Tracing produced water origins from
wells hydraulically fractured
with freshwater-based fluids is sometimes predicated on assumptions
that (1) each geological formation contains compositionally unique
brine and (2) produced water from recently hydraulically fractured
wells resembles fresher meteoric water more so than produced water
from older wells. These assumptions are not valid in Williston Basin
oil wells sampled in this study. Although distinct average 228Ra/226Ra ratios were found in water produced from the
Bakken and Three Forks Formations, average δ2H, δ18O, specific gravity, and conductivity were similar but exhibited
significant variability across five oil fields within each formation.

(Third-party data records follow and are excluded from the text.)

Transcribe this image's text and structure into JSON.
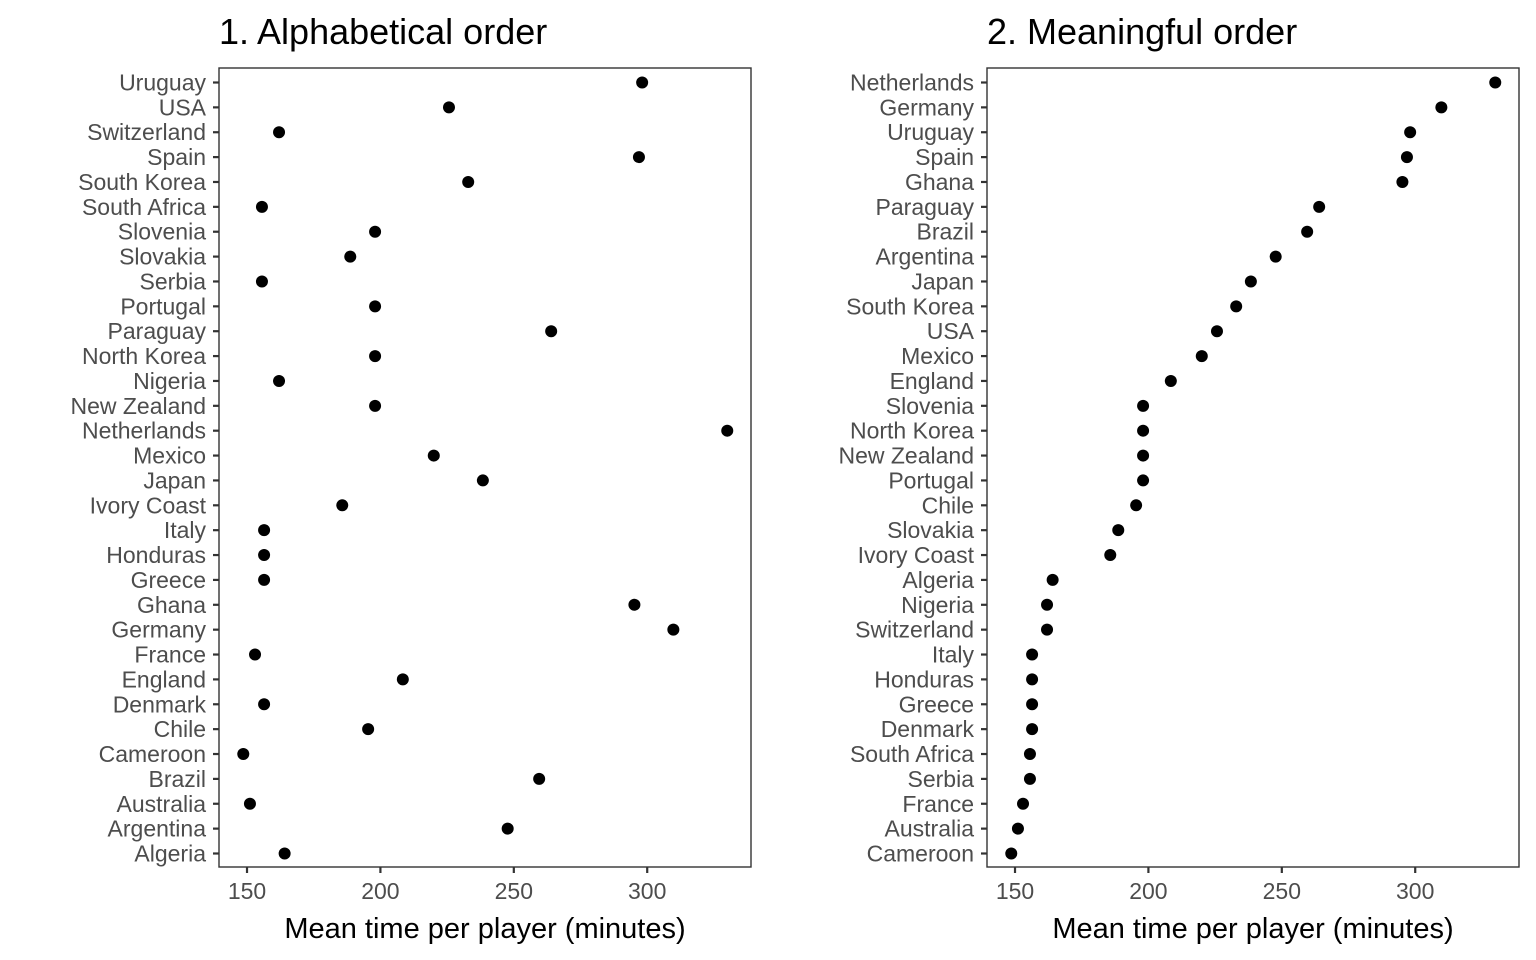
{
  "chart_data": [
    {
      "type": "scatter",
      "title": "1. Alphabetical order",
      "xlabel": "Mean time per player (minutes)",
      "ylabel": "",
      "xlim": [
        139.5,
        338.9
      ],
      "xticks": [
        150,
        200,
        250,
        300
      ],
      "grid": false,
      "legend": "none",
      "categories": [
        "Uruguay",
        "USA",
        "Switzerland",
        "Spain",
        "South Korea",
        "South Africa",
        "Slovenia",
        "Slovakia",
        "Serbia",
        "Portugal",
        "Paraguay",
        "North Korea",
        "Nigeria",
        "New Zealand",
        "Netherlands",
        "Mexico",
        "Japan",
        "Ivory Coast",
        "Italy",
        "Honduras",
        "Greece",
        "Ghana",
        "Germany",
        "France",
        "England",
        "Denmark",
        "Chile",
        "Cameroon",
        "Brazil",
        "Australia",
        "Argentina",
        "Algeria"
      ],
      "values": [
        298.1,
        225.7,
        162.0,
        296.9,
        232.9,
        155.6,
        198.0,
        188.7,
        155.6,
        198.0,
        264.0,
        198.0,
        162.0,
        198.0,
        330.0,
        220.0,
        238.4,
        185.7,
        156.4,
        156.4,
        156.4,
        295.2,
        309.8,
        153.0,
        208.4,
        156.4,
        195.4,
        148.6,
        259.5,
        151.1,
        247.7,
        164.1
      ]
    },
    {
      "type": "scatter",
      "title": "2. Meaningful order",
      "xlabel": "Mean time per player (minutes)",
      "ylabel": "",
      "xlim": [
        139.5,
        338.9
      ],
      "xticks": [
        150,
        200,
        250,
        300
      ],
      "grid": false,
      "legend": "none",
      "categories": [
        "Netherlands",
        "Germany",
        "Uruguay",
        "Spain",
        "Ghana",
        "Paraguay",
        "Brazil",
        "Argentina",
        "Japan",
        "South Korea",
        "USA",
        "Mexico",
        "England",
        "Slovenia",
        "North Korea",
        "New Zealand",
        "Portugal",
        "Chile",
        "Slovakia",
        "Ivory Coast",
        "Algeria",
        "Nigeria",
        "Switzerland",
        "Italy",
        "Honduras",
        "Greece",
        "Denmark",
        "South Africa",
        "Serbia",
        "France",
        "Australia",
        "Cameroon"
      ],
      "values": [
        330.0,
        309.8,
        298.1,
        296.9,
        295.2,
        264.0,
        259.5,
        247.7,
        238.4,
        232.9,
        225.7,
        220.0,
        208.4,
        198.0,
        198.0,
        198.0,
        198.0,
        195.4,
        188.7,
        185.7,
        164.1,
        162.0,
        162.0,
        156.4,
        156.4,
        156.4,
        156.4,
        155.6,
        155.6,
        153.0,
        151.1,
        148.6
      ]
    }
  ]
}
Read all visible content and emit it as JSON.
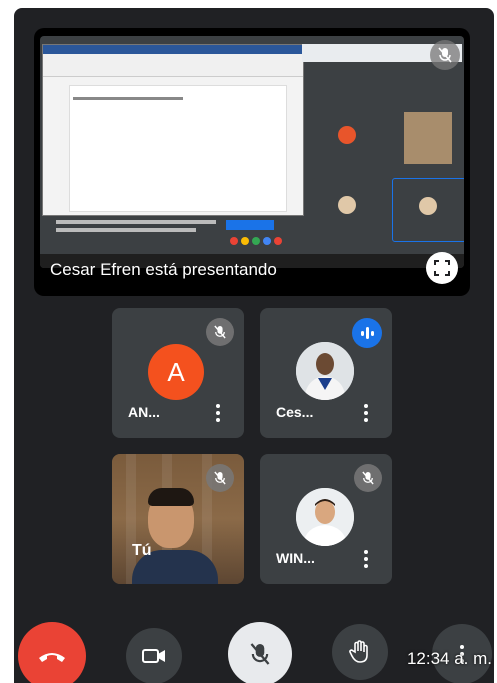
{
  "presentation": {
    "presenter_label": "Cesar Efren está presentando"
  },
  "participants": [
    {
      "name": "AN...",
      "avatar_letter": "A",
      "avatar_color": "#f4511e",
      "status": "muted"
    },
    {
      "name": "Ces...",
      "status": "speaking"
    },
    {
      "name": "Tú",
      "status": "muted"
    },
    {
      "name": "WIN...",
      "status": "muted"
    }
  ],
  "status_bar": {
    "time": "12:34 a. m."
  },
  "icons": {
    "end_call": "phone-hangup-icon",
    "camera": "videocam-icon",
    "mic": "mic-off-icon",
    "raise_hand": "hand-icon",
    "more": "more-vertical-icon",
    "fullscreen": "fullscreen-icon"
  },
  "colors": {
    "background": "#202124",
    "tile": "#3c4043",
    "end_call": "#ea4335",
    "speaking": "#1a73e8"
  }
}
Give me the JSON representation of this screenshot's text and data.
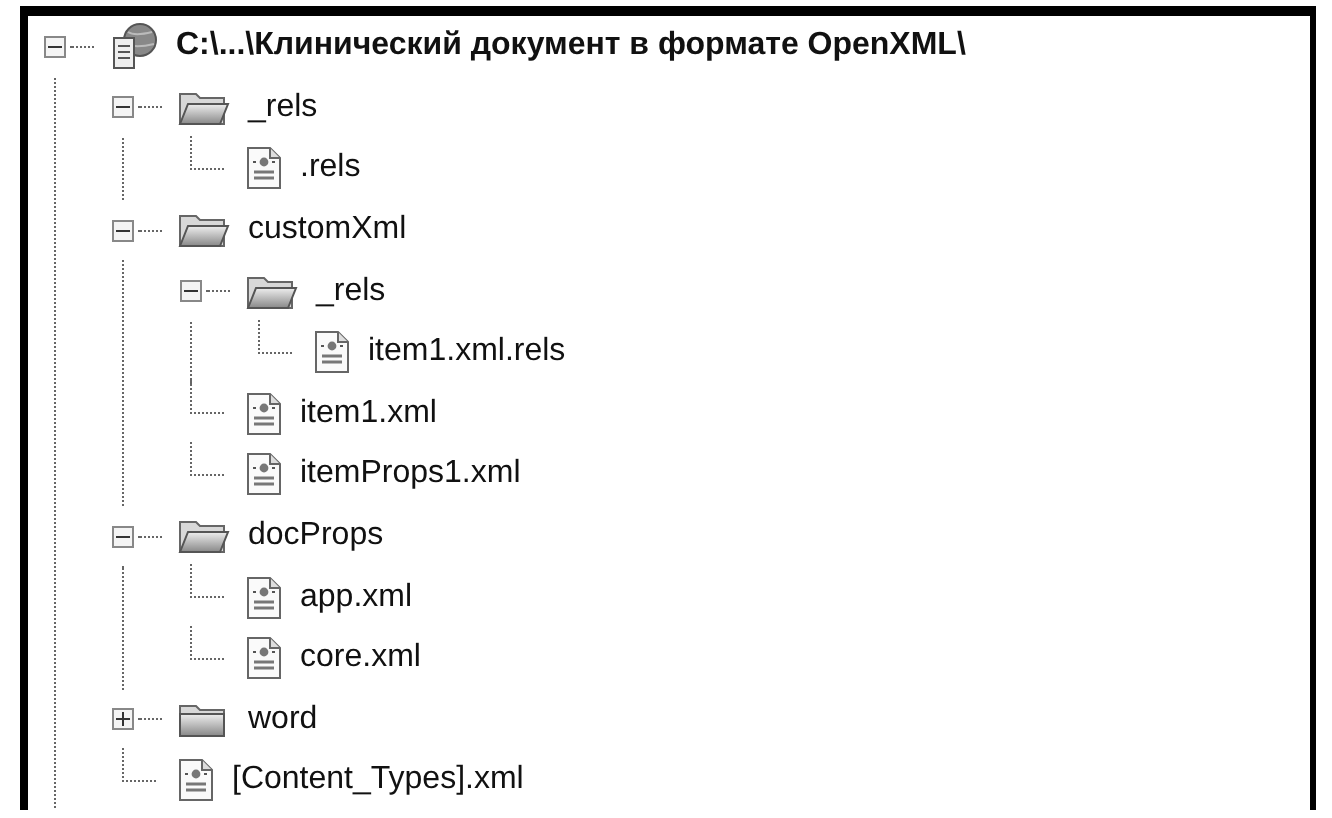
{
  "tree": [
    {
      "kind": "root",
      "label": "C:\\...\\Клинический документ в формате OpenXML\\",
      "expanded": true,
      "children": [
        {
          "kind": "folder",
          "label": "_rels",
          "expanded": true,
          "children": [
            {
              "kind": "file",
              "label": ".rels"
            }
          ]
        },
        {
          "kind": "folder",
          "label": "customXml",
          "expanded": true,
          "children": [
            {
              "kind": "folder",
              "label": "_rels",
              "expanded": true,
              "children": [
                {
                  "kind": "file",
                  "label": "item1.xml.rels"
                }
              ]
            },
            {
              "kind": "file",
              "label": "item1.xml"
            },
            {
              "kind": "file",
              "label": "itemProps1.xml"
            }
          ]
        },
        {
          "kind": "folder",
          "label": "docProps",
          "expanded": true,
          "children": [
            {
              "kind": "file",
              "label": "app.xml"
            },
            {
              "kind": "file",
              "label": "core.xml"
            }
          ]
        },
        {
          "kind": "folder",
          "label": "word",
          "expanded": false
        },
        {
          "kind": "file",
          "label": "[Content_Types].xml"
        }
      ]
    }
  ]
}
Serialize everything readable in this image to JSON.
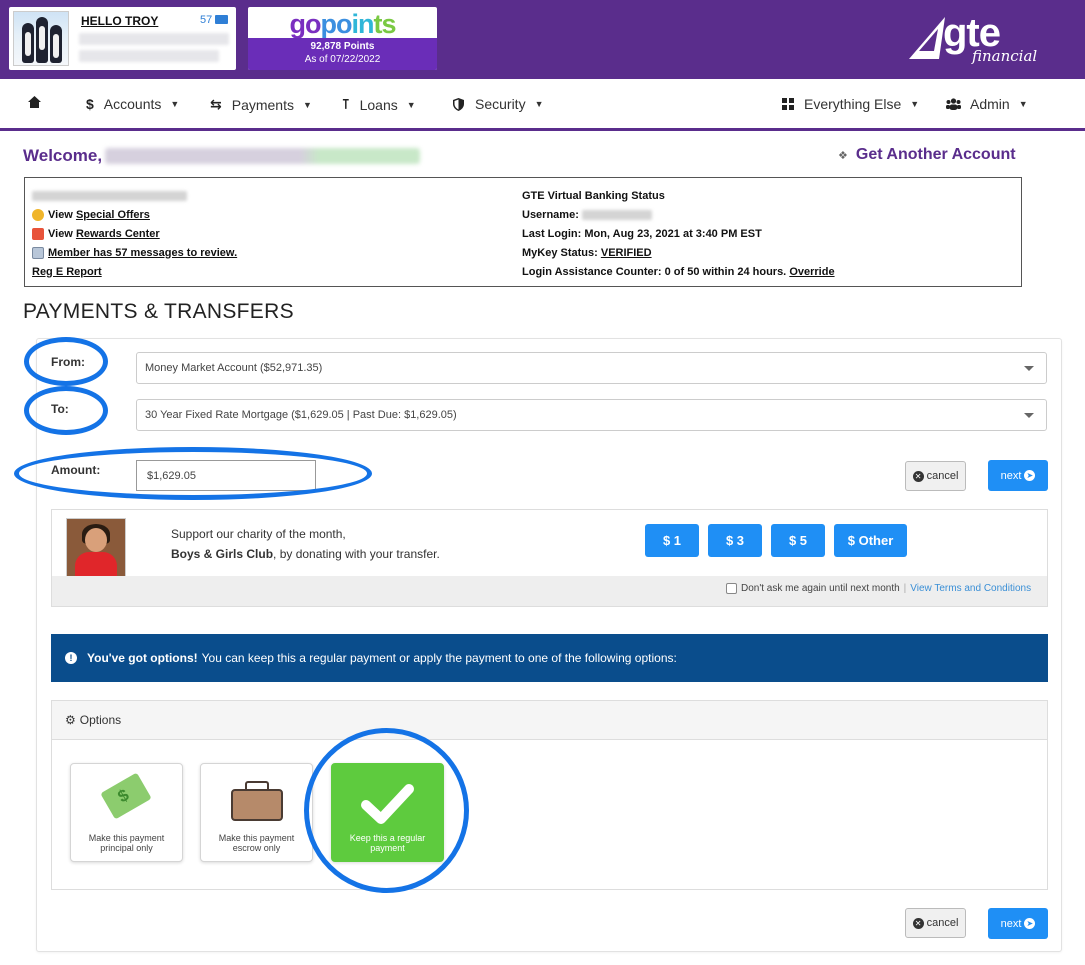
{
  "header": {
    "hello": "HELLO TROY",
    "message_count": "57",
    "points": "92,878 Points",
    "points_asof": "As of 07/22/2022",
    "gopoints_logo": [
      "go",
      "po",
      "in",
      "ts"
    ],
    "brand": "gte",
    "brand_sub": "financial"
  },
  "nav": {
    "home_icon": "home-icon",
    "items": [
      {
        "icon": "dollar-icon",
        "label": "Accounts"
      },
      {
        "icon": "transfer-icon",
        "label": "Payments"
      },
      {
        "icon": "key-icon",
        "label": "Loans"
      },
      {
        "icon": "shield-icon",
        "label": "Security"
      },
      {
        "icon": "grid-icon",
        "label": "Everything Else"
      },
      {
        "icon": "users-icon",
        "label": "Admin"
      }
    ]
  },
  "welcome": {
    "label": "Welcome,",
    "get_account": "Get Another Account"
  },
  "info": {
    "view": "View",
    "special_offers": "Special Offers",
    "rewards_center": "Rewards Center",
    "messages": "Member has 57 messages to review.",
    "reg_e": "Reg E Report",
    "status_title": "GTE Virtual Banking Status",
    "username_label": "Username:",
    "last_login": "Last Login: Mon, Aug 23, 2021 at 3:40 PM EST",
    "mykey_label": "MyKey Status:",
    "mykey_value": "VERIFIED",
    "login_assist": "Login Assistance Counter: 0 of 50 within 24 hours.",
    "override": "Override"
  },
  "payments": {
    "title": "PAYMENTS & TRANSFERS",
    "from_label": "From:",
    "from_value": "Money Market Account ($52,971.35)",
    "to_label": "To:",
    "to_value": "30 Year Fixed Rate Mortgage ($1,629.05 | Past Due: $1,629.05)",
    "amount_label": "Amount:",
    "amount_value": "$1,629.05",
    "cancel": "cancel",
    "next": "next"
  },
  "charity": {
    "line1": "Support our charity of the month,",
    "org": "Boys & Girls Club",
    "line2_rest": ", by donating with your transfer.",
    "buttons": [
      "$ 1",
      "$ 3",
      "$ 5",
      "$ Other"
    ],
    "dont_ask": "Don't ask me again until next month",
    "terms": "View Terms and Conditions"
  },
  "alert": {
    "bold": "You've got options!",
    "text": "You can keep this a regular payment or apply the payment to one of the following options:"
  },
  "options": {
    "header": "Options",
    "cards": [
      {
        "icon": "money-tag-icon",
        "line1": "Make this payment",
        "line2": "principal only",
        "selected": false
      },
      {
        "icon": "briefcase-icon",
        "line1": "Make this payment",
        "line2": "escrow only",
        "selected": false
      },
      {
        "icon": "checkmark-icon",
        "line1": "Keep this a regular",
        "line2": "payment",
        "selected": true
      }
    ]
  },
  "colors": {
    "brand_purple": "#5a2d8c",
    "primary_blue": "#1f8ff5",
    "alert_blue": "#0a4d8c",
    "selected_green": "#5ecb3e",
    "annotation_ring": "#1473e6"
  }
}
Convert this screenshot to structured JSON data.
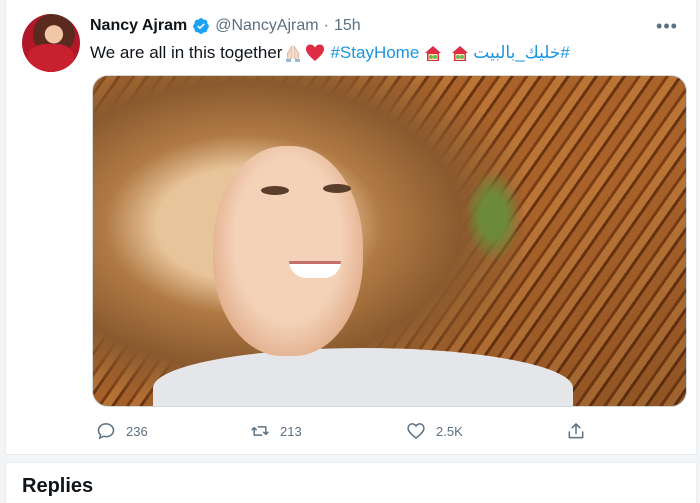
{
  "tweet": {
    "display_name": "Nancy Ajram",
    "handle": "@NancyAjram",
    "separator": "·",
    "time": "15h",
    "text_main": "We are all in this together",
    "hashtag_en": "#StayHome",
    "hashtag_ar": "#خليك_بالبيت",
    "more_label": "•••",
    "replies_count": "236",
    "retweets_count": "213",
    "likes_count": "2.5K"
  },
  "replies_section": {
    "title": "Replies"
  },
  "icons": {
    "verified": "verified-badge-icon",
    "more": "more-options-icon",
    "reply": "reply-icon",
    "retweet": "retweet-icon",
    "like": "heart-icon",
    "share": "share-icon",
    "praying_hands": "praying-hands-emoji",
    "red_heart": "red-heart-emoji",
    "house": "house-with-garden-emoji"
  },
  "colors": {
    "link_blue": "#1b95e0",
    "muted_gray": "#5b7083",
    "heart_red": "#e0245e"
  }
}
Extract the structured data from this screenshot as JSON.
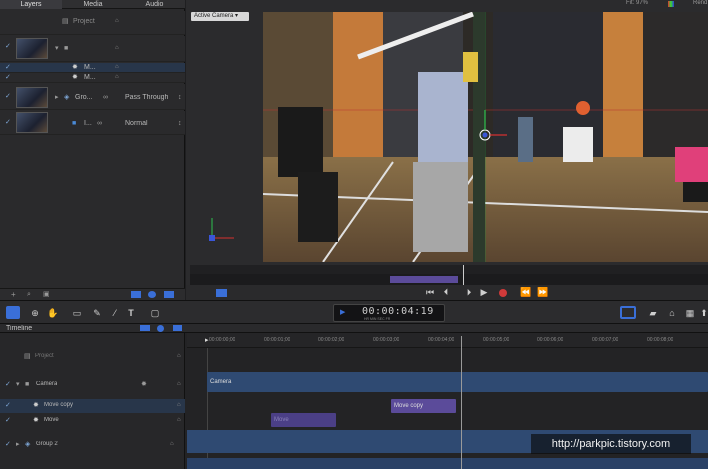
{
  "tabs": [
    "Layers",
    "Media",
    "Audio"
  ],
  "top_right": {
    "fit_label": "Fit: 97%",
    "render_label": "Rend"
  },
  "layers": {
    "project": "Project",
    "group1_name": "",
    "move_copy_short": "M...",
    "move_short": "M...",
    "group2_name": "Gro...",
    "group2_blend": "Pass Through",
    "layer_name": "I...",
    "layer_blend": "Normal"
  },
  "canvas": {
    "camera_menu": "Active Camera"
  },
  "transport": {
    "timecode": "00:00:04:19",
    "timecode_units": "HR   MIN   SEC   FR"
  },
  "timeline": {
    "label": "Timeline",
    "rows": {
      "project": "Project",
      "camera": "Camera",
      "move_copy": "Move copy",
      "move": "Move",
      "group2": "Group 2"
    },
    "ruler_ticks": [
      "00:00:00;00",
      "00:00:01;00",
      "00:00:02;00",
      "00:00:03;00",
      "00:00:04;00",
      "00:00:05;00",
      "00:00:06;00",
      "00:00:07;00",
      "00:00:08;00"
    ],
    "clips": {
      "camera": "Camera",
      "move_copy": "Move copy",
      "move": "Move"
    }
  },
  "watermark": "http://parkpic.tistory.com",
  "colors": {
    "accent_blue": "#3a6fd8",
    "clip_purple": "#5b4b9a",
    "track_blue": "#2f4a72"
  }
}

Furthermore, initial produced water (“flowback”) was
operationally defined based on the presence of glycol ether compounds
and water from wells that had produced <56% of the amount of fluids
injected and sampled within 160 days of fracturing. Flowback unexpectedly
exhibited higher temperature, specific gravity, conductivity, δ2H, and δ18O, but lower oxidation–reduction
potential and δ11B, relative to the wells thought
to be producing formation brines (from wells with a produced-to-injected
water ratio [PIWR] > 0.84 and sampled more than 316 days after
fracturing).
As such, establishing an overall geochemical and isotopic signature
of produced water compositions based solely on chemical similarity
to meteoric water and formation without the consideration of well
treatments, well completion depth, or lateral location across the
basin could be misleading if these signatures are assumed to be applicable
across the entire basin. These findings have implications for using
produced water compositions to understand the interbasin fluid flow
and trace sources of hydraulic fracturing fluids.